PSPA (Preferred Stock Purchase Agreement): The PSPA is how Treasury currently supports the two GSEs (by promising that, if net worth goes negative, Treasury will inject enough to bring it back up to zero), replacing the previous and much-criticized implied guarantee.
Expectations: Clear statement that the PSPA would continue in place post-conservatorship under administrative reform, so the GSEs could continue to operate without disruption. May also point out that amending the PSPA is actually how administrative reform will be implemented.
Results: In line with expectations.
Level Guarantee Fees (G-fees): Prior to conservatorship, the GSEs effectively gave volume discounts to larger lenders, causing great pushback from small lenders, who argued it was inappropriate. In conservatorship, the concept of “level g-fees” (i.e. that larger lenders do not have lower guarantee fees), was implemented.
Expectations: Level g-fees will continue under administrative reform.
Results: As expected. There was also an unexpected emphasis on small lender access to the GSEs via the “cash window.”
Utility-style Regulation of G-fees: This is where the two GSEs, because they are a duopoly, are not allowed to implicitly collude to set g-fees. In conservatorship, the FHFA has already established this type of regulation.
Expectations: That this would not be included in the document.
Results: As expected. The administration is going down the “competition” route with no seeming interest in utility-style regulation of g-fees, not even for a transition period.
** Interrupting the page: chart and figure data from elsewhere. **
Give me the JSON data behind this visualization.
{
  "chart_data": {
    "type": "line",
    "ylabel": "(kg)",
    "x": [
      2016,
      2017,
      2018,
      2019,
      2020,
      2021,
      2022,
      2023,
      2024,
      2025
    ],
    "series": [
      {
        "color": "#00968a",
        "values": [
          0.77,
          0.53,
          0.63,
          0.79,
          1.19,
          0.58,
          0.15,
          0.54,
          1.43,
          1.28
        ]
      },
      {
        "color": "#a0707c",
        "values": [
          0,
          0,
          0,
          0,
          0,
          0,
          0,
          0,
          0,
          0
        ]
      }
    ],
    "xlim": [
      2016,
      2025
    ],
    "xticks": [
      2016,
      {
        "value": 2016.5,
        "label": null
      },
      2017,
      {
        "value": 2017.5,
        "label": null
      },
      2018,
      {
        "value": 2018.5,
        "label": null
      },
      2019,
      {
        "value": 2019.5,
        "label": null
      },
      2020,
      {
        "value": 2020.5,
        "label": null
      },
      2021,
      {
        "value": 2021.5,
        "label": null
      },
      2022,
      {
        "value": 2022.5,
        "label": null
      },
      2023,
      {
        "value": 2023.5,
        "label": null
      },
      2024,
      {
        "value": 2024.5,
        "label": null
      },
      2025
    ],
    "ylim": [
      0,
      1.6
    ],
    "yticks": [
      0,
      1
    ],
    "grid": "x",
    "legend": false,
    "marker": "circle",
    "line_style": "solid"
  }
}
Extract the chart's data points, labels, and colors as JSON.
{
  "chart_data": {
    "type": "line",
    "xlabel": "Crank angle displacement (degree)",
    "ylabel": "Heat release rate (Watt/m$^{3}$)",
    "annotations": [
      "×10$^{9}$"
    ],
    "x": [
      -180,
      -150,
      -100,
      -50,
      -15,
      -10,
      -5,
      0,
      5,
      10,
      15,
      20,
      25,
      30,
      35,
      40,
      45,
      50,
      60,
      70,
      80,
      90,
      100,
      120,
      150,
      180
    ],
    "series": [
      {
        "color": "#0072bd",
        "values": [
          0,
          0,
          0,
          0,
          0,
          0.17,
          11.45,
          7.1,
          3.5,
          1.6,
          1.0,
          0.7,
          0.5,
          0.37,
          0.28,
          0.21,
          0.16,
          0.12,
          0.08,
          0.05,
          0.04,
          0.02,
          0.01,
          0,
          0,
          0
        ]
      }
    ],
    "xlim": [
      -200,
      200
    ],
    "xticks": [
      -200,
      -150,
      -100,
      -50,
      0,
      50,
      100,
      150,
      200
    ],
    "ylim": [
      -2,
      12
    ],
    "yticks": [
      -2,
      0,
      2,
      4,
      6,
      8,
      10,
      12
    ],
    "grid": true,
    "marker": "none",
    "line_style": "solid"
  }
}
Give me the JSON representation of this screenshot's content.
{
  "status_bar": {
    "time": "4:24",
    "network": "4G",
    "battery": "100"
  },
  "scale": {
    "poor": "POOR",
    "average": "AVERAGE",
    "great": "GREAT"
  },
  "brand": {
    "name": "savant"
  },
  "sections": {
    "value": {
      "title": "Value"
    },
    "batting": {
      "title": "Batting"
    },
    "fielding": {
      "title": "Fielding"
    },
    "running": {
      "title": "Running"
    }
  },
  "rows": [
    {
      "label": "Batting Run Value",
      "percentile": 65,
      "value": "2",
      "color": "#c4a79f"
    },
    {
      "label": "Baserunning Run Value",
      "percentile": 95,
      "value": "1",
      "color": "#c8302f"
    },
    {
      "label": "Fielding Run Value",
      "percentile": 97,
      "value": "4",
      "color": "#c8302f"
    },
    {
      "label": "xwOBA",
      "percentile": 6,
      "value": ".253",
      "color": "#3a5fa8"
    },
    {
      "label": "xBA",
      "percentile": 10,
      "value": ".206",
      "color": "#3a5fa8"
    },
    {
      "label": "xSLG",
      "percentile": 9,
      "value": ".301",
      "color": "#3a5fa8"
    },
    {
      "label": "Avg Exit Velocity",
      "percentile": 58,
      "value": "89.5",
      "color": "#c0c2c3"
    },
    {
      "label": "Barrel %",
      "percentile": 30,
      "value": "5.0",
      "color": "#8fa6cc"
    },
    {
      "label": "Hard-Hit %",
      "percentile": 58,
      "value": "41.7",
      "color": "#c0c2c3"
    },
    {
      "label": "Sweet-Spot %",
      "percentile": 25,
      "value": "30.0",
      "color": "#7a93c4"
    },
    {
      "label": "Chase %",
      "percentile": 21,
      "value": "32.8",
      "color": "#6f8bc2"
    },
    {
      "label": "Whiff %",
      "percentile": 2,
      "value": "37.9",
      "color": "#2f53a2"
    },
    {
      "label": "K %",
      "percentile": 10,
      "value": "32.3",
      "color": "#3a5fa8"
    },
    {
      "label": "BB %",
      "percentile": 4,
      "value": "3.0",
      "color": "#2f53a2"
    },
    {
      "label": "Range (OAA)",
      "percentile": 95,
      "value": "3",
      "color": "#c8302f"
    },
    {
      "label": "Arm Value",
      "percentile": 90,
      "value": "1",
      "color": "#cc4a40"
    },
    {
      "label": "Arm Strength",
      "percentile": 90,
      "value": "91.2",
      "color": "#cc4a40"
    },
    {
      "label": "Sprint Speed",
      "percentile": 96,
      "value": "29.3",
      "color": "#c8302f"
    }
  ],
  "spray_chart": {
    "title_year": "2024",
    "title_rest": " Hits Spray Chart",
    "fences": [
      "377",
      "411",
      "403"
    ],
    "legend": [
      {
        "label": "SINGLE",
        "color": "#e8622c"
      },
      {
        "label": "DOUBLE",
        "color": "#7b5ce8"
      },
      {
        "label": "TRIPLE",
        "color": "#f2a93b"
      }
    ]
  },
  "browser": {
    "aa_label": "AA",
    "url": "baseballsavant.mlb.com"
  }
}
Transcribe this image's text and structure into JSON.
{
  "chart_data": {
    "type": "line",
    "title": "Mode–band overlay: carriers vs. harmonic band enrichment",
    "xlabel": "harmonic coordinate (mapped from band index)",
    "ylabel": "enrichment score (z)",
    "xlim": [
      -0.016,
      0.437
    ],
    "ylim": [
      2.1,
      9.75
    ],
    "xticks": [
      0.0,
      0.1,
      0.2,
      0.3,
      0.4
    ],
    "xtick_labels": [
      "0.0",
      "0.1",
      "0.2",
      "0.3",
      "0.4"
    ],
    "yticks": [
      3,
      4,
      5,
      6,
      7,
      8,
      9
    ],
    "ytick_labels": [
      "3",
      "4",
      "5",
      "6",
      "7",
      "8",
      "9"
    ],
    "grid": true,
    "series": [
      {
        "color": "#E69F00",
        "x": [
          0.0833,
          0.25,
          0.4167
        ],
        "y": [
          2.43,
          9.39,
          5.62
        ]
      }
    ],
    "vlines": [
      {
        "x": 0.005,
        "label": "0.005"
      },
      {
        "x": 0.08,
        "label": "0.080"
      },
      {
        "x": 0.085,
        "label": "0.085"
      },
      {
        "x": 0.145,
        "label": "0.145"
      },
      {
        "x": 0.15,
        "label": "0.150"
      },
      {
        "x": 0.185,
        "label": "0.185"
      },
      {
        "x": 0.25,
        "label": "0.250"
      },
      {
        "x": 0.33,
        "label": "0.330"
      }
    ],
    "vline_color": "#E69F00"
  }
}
When it comes to administrative reform, the Treasury Housing Reform Plan mostly met expectations, with some differences as noted above. But the most surprising aspect is how vague implementation and the timing of that implementation are. The FHFA, in particular, has been assigned many items to study, analyze and decide, or make a recommendation to Treasury for their approval. Given that the Trump administration has only about 1 ⅓ years to go, unless the president is re-elected, there is a real risk it will not get very far before a new administration comes in – and looks to possibly start over.